# Supervised Learning

Supervised learning is a type of machine learning algorithm.

**Why is it called supervised?** The term __supervision__ refers to the inclusion of solutions (labels) in the training dataset. An individual (supervisor) provides practical examples to the machine. Each example contains input variables (x) and the correct output (y). The machine learns from these examples to develop a predictive model.

Supervised machine learning is probably the most commonly used learning method in practical applications.

## A Practical Example

I take a sample of emails and label each one as either "spam" or "non-spam".

The machine processes my examples to estimate a general recognition rule, known as a **model**.

Once the model is determined, the machine uses it to classify all incoming emails as spam or non-spam.

This way, I have created a simple, intelligent anti-spam filter.

This algorithm is known as a **classification algorithm**.

## How Supervised Learning Works

In supervised learning, the machine must estimate an **unknown function f(x)** that links input variables x to an output variable y.

The machine doesn't know the function **f(x)**.

Its goal is to estimate a **hypothesis function h(x)** that approximates f(x).

To do this, it analyzes a dataset called a **training set** provided by the supervisor.

A training set is a collection of training pairs (x, y).

**Note**. Each row in the table is an example. Where X_{n} can be an input variable or a vector of multiple input variables, while y is the final result. Some ML algorithms can work with non-numeric data. However, supervised machine learning algorithms generally work only with numeric data. Therefore, if the dataset contains non-numeric data (e.g., strings), they must first be converted into numeric data.

Thus, the input for a supervised machine learning algorithm is a matrix with labeled examples.

From these data, the machine develops the hypothesis function h(x).

**How can we tell if the hypothesis function is correct?**

The machine must evaluate the accuracy of the hypothesis function h(x) to see whether it approximates the function f(x). However, it does not know the function f(x).

To understand this, it uses another dataset, called a **test set**, also provided by the supervisor.

**Note**. Both the training set and the test set are provided by a human supervisor. However, the two sets consist of different examples. Therefore, it's advisable that they are prepared by different supervisors and not always the same ones.

The machine then responds to the N_{t} examples in the test set.

It then compares each of its responses R with the correct response indicated by experts (Y) in the test set.

Matching responses (R=Y) increase the number of **correct machine responses R _{c}**.

If the machine's percentage of correct responses R_{c}/N_{t} is satisfactory, the hypothesis function h(x) passes the test and is accepted.

Otherwise, supervised learning restarts with the analysis of another training set.
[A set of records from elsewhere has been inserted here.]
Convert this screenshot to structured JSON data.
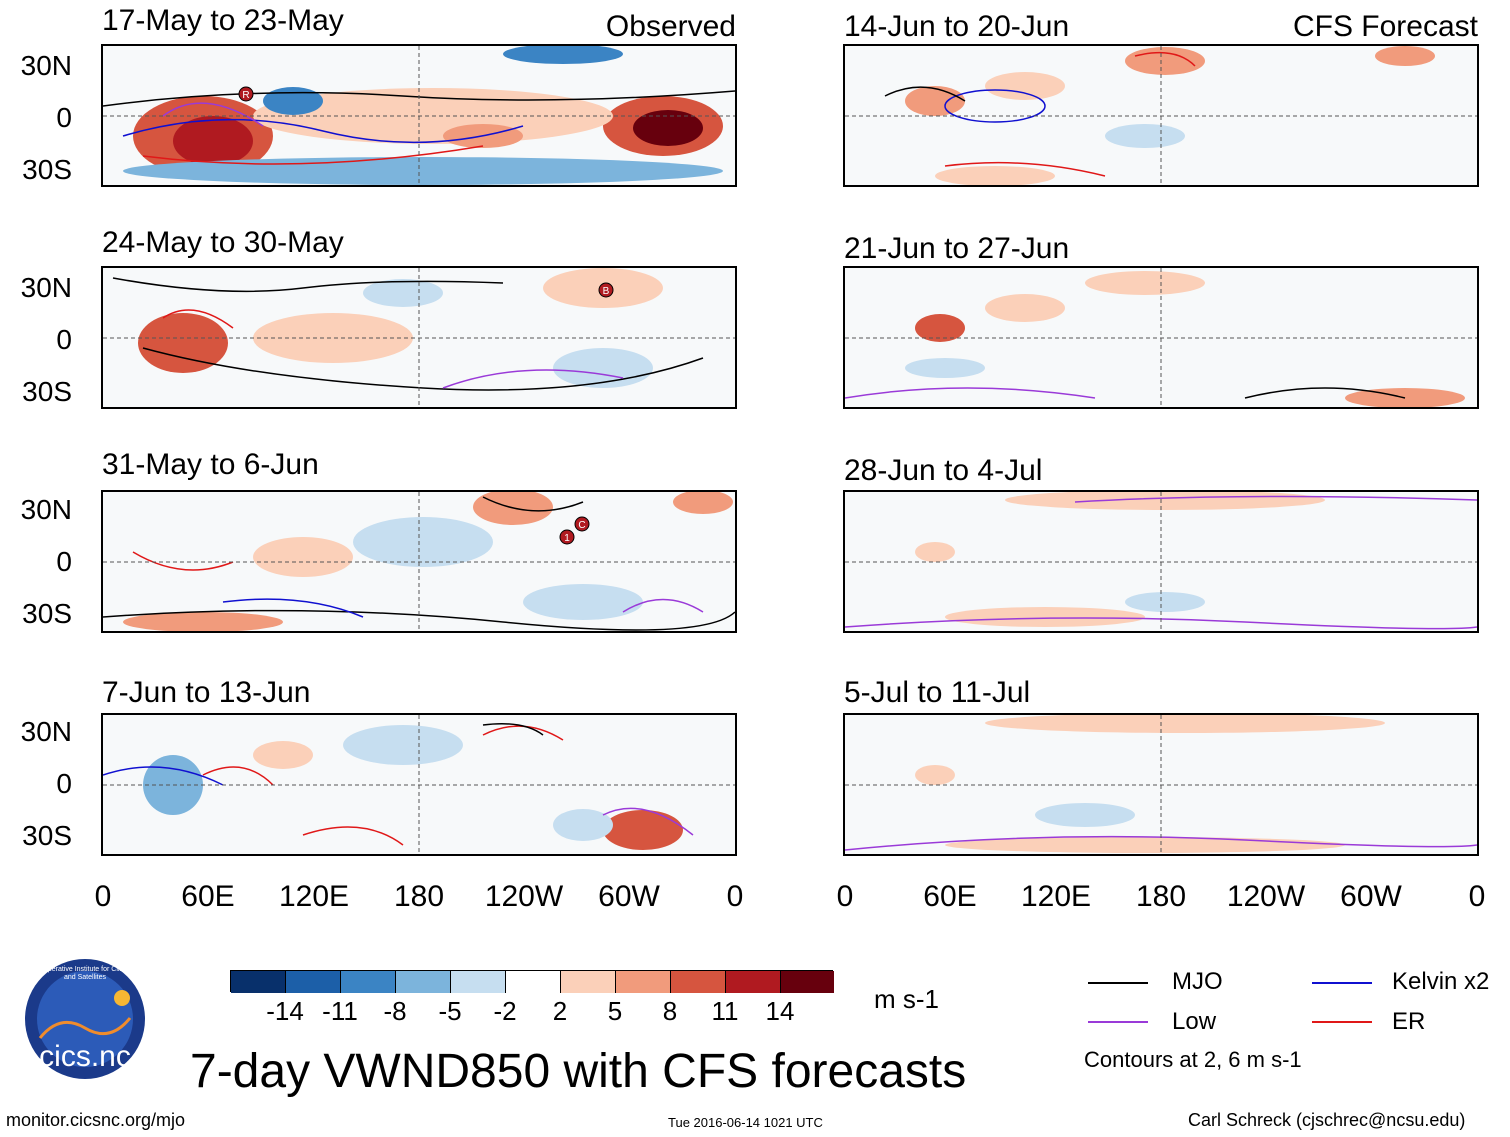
{
  "observed": {
    "tag": "Observed",
    "panels": [
      {
        "title": "17-May to 23-May"
      },
      {
        "title": "24-May to 30-May"
      },
      {
        "title": "31-May to 6-Jun"
      },
      {
        "title": "7-Jun to 13-Jun"
      }
    ]
  },
  "forecast": {
    "tag": "CFS Forecast",
    "panels": [
      {
        "title": "14-Jun to 20-Jun"
      },
      {
        "title": "21-Jun to 27-Jun"
      },
      {
        "title": "28-Jun to 4-Jul"
      },
      {
        "title": "5-Jul to 11-Jul"
      }
    ]
  },
  "lat_labels": [
    "30N",
    "0",
    "30S"
  ],
  "lon_labels": [
    "0",
    "60E",
    "120E",
    "180",
    "120W",
    "60W",
    "0"
  ],
  "storm_markers": {
    "p0": "R",
    "p1": "B",
    "p2a": "1",
    "p2b": "C"
  },
  "colorbar": {
    "units": "m s-1",
    "ticks": [
      "-14",
      "-11",
      "-8",
      "-5",
      "-2",
      "2",
      "5",
      "8",
      "11",
      "14"
    ],
    "colors": [
      "#08306b",
      "#1c5fa8",
      "#3b84c4",
      "#7cb4dc",
      "#c6def0",
      "#ffffff",
      "#fbd0b9",
      "#f19b7c",
      "#d6553f",
      "#b01a20",
      "#67000d"
    ]
  },
  "legend": {
    "items": [
      {
        "label": "MJO",
        "color": "#000000"
      },
      {
        "label": "Kelvin x2",
        "color": "#1010d0"
      },
      {
        "label": "Low",
        "color": "#9a3ad8"
      },
      {
        "label": "ER",
        "color": "#e01818"
      }
    ],
    "note": "Contours at 2, 6 m s-1"
  },
  "logo": {
    "text": "cics.nc",
    "ring_text": "Cooperative Institute for Climate and Satellites"
  },
  "title": "7-day VWND850 with CFS forecasts",
  "footer": {
    "url": "monitor.cicsnc.org/mjo",
    "timestamp": "Tue 2016-06-14 1021 UTC",
    "author": "Carl Schreck (cjschrec@ncsu.edu)"
  }
}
And the cycle begins anew.

**What is the output of supervised learning?**

The output results of a supervised ML algorithm can be:

- real numbers
- labels
- vectors
- sequences

## Types of Supervised Learning

The main categories of supervised learning are:

**Classification**. The machine is trained in classification by the supervisor who adds labels to the data, judging the result. Each label is a discrete class that identifies the expected outcome (e.g., spam or non-spam) or a value judgment.**Linear Regression**. In linear regression, the result (output) is a continuous value. The machine's task is to find a relationship between input values (descriptive values) and output.